Na Ásia, América e Europa está em curso a dotação de “inteligência” às cidades. Um caso de participação nesse movimento global, e assim também de ilustração do conceito “cidade inteligente”, é a iniciativa Aveiro Tech City com os seus diversos projetos e atividades.
Por Miguel Soares de Albergaria *
Sucesso tecnológico vs. “tecnomagia”
Os benefícios potenciais dessas tecnologias são entusiasmantes. Mas a primeira condição da sua realização será enjeitarmos, desde o início, a atitude “tecnomágica” que atribui à tecnologia a virtualidade de resolver sem custos tendencialmente quaisquer problemas ou limitações humanas. Em virtude dos enviesamentos humanos e das incongruências que se verificam na IA daqueles processos digitais, como aqui introduzi há dias.

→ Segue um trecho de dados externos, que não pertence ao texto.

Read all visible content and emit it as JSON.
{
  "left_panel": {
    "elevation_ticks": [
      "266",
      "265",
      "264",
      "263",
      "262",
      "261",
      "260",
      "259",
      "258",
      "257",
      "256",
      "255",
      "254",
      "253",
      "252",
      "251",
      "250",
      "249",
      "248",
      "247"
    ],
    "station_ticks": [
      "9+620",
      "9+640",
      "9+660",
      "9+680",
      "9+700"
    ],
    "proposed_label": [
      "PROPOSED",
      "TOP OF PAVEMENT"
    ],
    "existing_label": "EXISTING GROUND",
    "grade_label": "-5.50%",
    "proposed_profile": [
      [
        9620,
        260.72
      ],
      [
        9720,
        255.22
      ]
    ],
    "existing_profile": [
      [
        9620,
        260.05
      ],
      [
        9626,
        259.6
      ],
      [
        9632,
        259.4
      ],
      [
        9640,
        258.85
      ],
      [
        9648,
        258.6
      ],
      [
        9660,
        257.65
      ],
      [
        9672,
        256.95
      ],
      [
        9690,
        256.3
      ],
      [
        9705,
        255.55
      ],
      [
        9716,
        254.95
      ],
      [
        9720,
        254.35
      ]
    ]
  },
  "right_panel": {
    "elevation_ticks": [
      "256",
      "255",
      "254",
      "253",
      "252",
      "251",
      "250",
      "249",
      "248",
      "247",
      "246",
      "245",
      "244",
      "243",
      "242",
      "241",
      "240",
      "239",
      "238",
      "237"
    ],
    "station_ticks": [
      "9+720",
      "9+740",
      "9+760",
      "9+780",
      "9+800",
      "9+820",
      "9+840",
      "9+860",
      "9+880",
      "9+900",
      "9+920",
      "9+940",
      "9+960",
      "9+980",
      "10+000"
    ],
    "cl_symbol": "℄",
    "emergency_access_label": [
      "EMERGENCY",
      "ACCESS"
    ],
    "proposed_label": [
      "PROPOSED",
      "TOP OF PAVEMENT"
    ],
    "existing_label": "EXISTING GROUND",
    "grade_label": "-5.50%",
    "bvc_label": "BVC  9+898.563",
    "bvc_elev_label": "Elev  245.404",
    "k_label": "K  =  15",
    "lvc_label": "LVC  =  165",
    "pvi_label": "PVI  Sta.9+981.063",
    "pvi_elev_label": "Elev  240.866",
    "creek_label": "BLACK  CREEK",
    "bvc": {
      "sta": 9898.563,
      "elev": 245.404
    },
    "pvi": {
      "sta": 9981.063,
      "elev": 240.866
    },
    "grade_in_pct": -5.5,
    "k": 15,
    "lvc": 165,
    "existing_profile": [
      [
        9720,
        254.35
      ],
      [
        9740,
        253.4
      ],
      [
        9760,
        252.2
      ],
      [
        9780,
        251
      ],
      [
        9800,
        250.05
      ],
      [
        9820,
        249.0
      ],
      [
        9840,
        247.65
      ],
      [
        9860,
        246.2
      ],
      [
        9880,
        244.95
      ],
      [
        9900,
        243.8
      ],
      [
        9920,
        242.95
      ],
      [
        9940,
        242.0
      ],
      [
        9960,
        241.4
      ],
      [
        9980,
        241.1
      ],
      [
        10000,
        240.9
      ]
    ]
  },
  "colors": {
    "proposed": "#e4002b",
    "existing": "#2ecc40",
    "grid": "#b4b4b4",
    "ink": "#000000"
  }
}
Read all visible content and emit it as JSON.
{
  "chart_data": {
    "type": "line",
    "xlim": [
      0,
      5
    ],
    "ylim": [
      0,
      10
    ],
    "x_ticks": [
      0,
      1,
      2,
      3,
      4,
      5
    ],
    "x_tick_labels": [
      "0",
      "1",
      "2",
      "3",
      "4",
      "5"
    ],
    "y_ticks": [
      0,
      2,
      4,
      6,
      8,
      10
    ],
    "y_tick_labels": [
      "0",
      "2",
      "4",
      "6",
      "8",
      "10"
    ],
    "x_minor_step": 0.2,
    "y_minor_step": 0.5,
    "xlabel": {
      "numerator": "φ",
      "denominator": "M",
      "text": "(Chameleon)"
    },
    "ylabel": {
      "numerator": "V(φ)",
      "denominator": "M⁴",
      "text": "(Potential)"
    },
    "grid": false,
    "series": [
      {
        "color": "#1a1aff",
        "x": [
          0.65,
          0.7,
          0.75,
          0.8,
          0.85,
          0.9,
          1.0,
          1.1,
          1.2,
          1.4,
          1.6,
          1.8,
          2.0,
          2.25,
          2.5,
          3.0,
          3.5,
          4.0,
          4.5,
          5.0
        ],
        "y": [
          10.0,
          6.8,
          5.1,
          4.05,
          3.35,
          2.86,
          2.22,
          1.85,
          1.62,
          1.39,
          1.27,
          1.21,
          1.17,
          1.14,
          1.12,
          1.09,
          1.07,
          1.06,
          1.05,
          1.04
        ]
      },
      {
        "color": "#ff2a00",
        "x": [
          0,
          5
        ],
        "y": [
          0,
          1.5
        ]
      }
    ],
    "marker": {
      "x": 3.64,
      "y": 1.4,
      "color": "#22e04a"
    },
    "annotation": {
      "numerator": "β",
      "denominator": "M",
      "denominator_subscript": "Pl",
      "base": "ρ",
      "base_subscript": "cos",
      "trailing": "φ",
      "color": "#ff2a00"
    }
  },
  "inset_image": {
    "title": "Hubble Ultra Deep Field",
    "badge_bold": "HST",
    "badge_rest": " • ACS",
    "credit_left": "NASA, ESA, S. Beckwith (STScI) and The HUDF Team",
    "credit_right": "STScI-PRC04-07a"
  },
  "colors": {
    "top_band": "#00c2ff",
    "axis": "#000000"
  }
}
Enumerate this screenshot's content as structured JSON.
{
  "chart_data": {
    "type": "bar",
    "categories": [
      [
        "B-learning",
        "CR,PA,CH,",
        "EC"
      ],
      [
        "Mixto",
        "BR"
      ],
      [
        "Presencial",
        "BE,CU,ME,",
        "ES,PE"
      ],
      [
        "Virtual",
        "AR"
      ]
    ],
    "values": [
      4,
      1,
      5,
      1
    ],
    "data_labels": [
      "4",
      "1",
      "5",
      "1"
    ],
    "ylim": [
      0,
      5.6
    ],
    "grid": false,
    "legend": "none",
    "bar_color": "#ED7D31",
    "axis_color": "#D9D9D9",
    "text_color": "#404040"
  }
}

Os quais, como também aí procurei assinalar, põem particularmente em risco a liberdade “negativa” (ausência de imposições) dos habitantes destas cidades, enquanto todavia podem facultar uma maior liberdade “positiva” (capacitação) destes últimos.
Neste período de reflexão crítica sobre as cidades e de projetos estruturantes para as mesmas, como serão quaisquer projetos de tecnologias urbanas inteligentes, todos quantos nos posicionamos em algum ponto do espectro entre aqueles dois modos do valor “liberdade” deveremos assim procurar uma condição que se constitua qual mínimo múltiplo comum de ambos.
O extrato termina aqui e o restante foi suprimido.